Since your master data which you are caching currently won't change so frequently and probably over some maintenance window, here is what should you do first on database side:
Create a SNAPSHOT replication for the master tables which you want to cache. Adding new entities will be equally easy.
On all the webservers, install SQL Express and subscribe to this Publication.
Since, this is not a frequently changing data, you can rest assure, no much server resource usage issue minus network trips for master data.
All your caching which was available via previous mechanism is still availbale minus all headache which comes when you add new entities.
Next, you can leverage .NET mechanisms as suggested above. You won't face memcached cluster failure unless your webserver itself goes down. There is a lot availble in .NET which a .NET pro can point out after this stage.
It seems to me that Windows Server AppFabric is exactly what you are looking for. (AKA "Velocity"). From the introductory documentation:
Windows Server AppFabric provides a
distributed in-memory application
cache platform for developing
scalable, available, and
high-performance applications.
AppFabric fuses memory across multiple
computers to give a single unified
cache view to applications.
Applications can store any
serializable CLR object without
worrying about where the object gets
stored. Scalability can be achieved by
simply adding more computers on
demand. The cache also allows for
copies of data to be stored across the
cluster, thus protecting data against
failures. It runs as a service
accessed over the network. In
addition, Windows Server AppFabric
provides seamless integration with
ASP.NET that enables ASP.NET session
objects to be stored in the
distributed cache without having to
write to databases. This increases
both the performance and scalability
of ASP.NET applications.
Have you considered using SqlDependency caching?

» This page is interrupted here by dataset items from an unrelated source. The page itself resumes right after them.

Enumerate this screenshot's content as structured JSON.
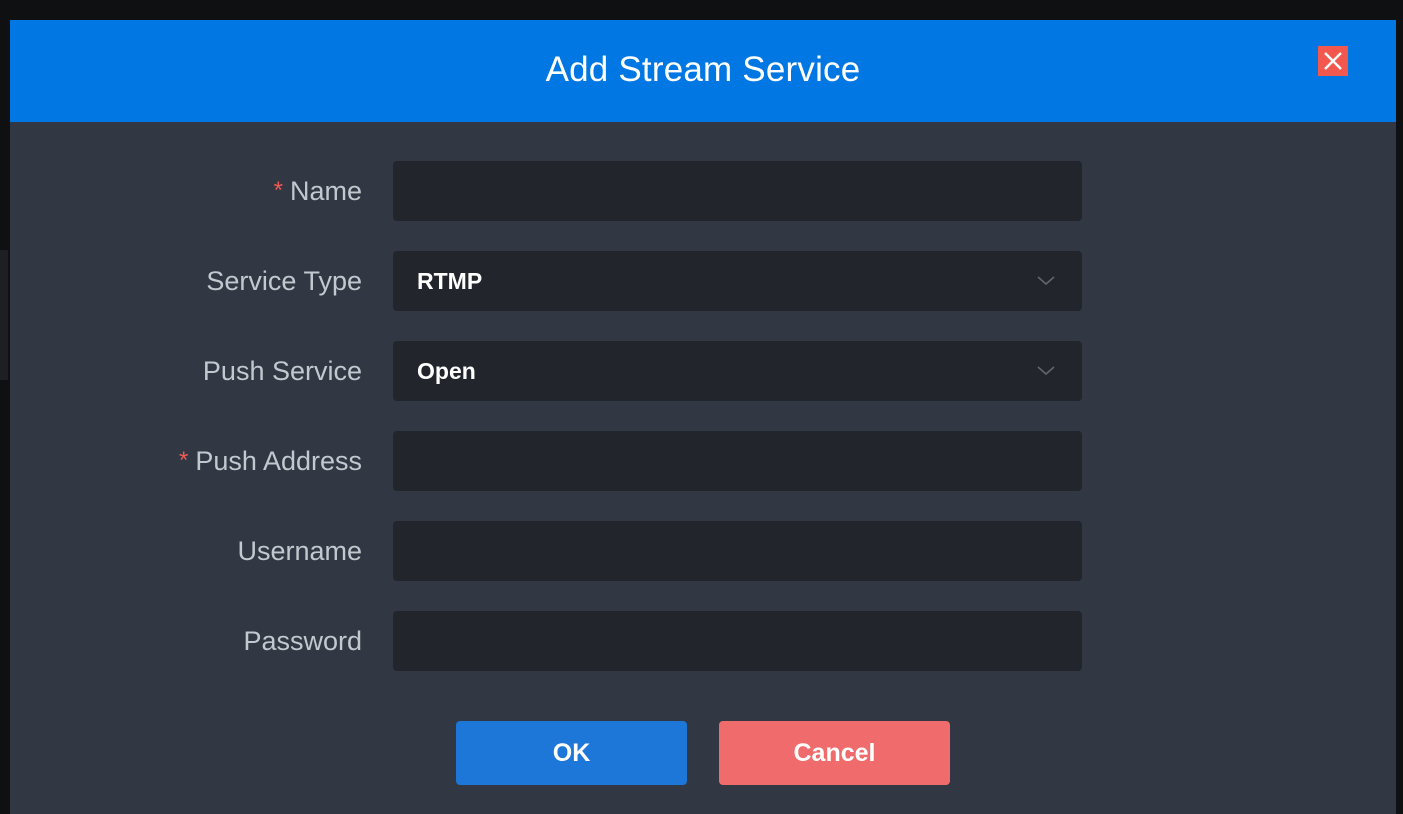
{
  "dialog": {
    "title": "Add Stream Service",
    "close_icon": "close-x-icon"
  },
  "form": {
    "name": {
      "label": "Name",
      "required_mark": "*",
      "value": ""
    },
    "service_type": {
      "label": "Service Type",
      "value": "RTMP",
      "icon": "chevron-down-icon"
    },
    "push_service": {
      "label": "Push Service",
      "value": "Open",
      "icon": "chevron-down-icon"
    },
    "push_address": {
      "label": "Push Address",
      "required_mark": "*",
      "value": ""
    },
    "username": {
      "label": "Username",
      "value": ""
    },
    "password": {
      "label": "Password",
      "value": ""
    }
  },
  "buttons": {
    "ok_label": "OK",
    "cancel_label": "Cancel"
  },
  "colors": {
    "header": "#0077e3",
    "dialog_body": "#313843",
    "field": "#22262c",
    "required": "#f05b55",
    "ok": "#1c77d8",
    "cancel": "#f06b6b",
    "close": "#f2584e"
  }
}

You could also write the data to the local disk at the web tier, if you're concerned about initial start-up time or DB outages. But at least with a SqlDependency, you shouldn't have to poll the DB to look for changes. It can also be made relatively transparent.
In my experience, adding a DB instance on web servers generally doesn't work out too well from a scalability or performance perspective.
If you're concerned about performance and scalability, you might consider partitioning your data tier. The specifics depend on your app, but as an example, you could move read-only data onto a couple of SQL Express servers that are populated with replication.
In case it helps, I talk about this subject at length in my book (Ultra-Fast ASP.NET).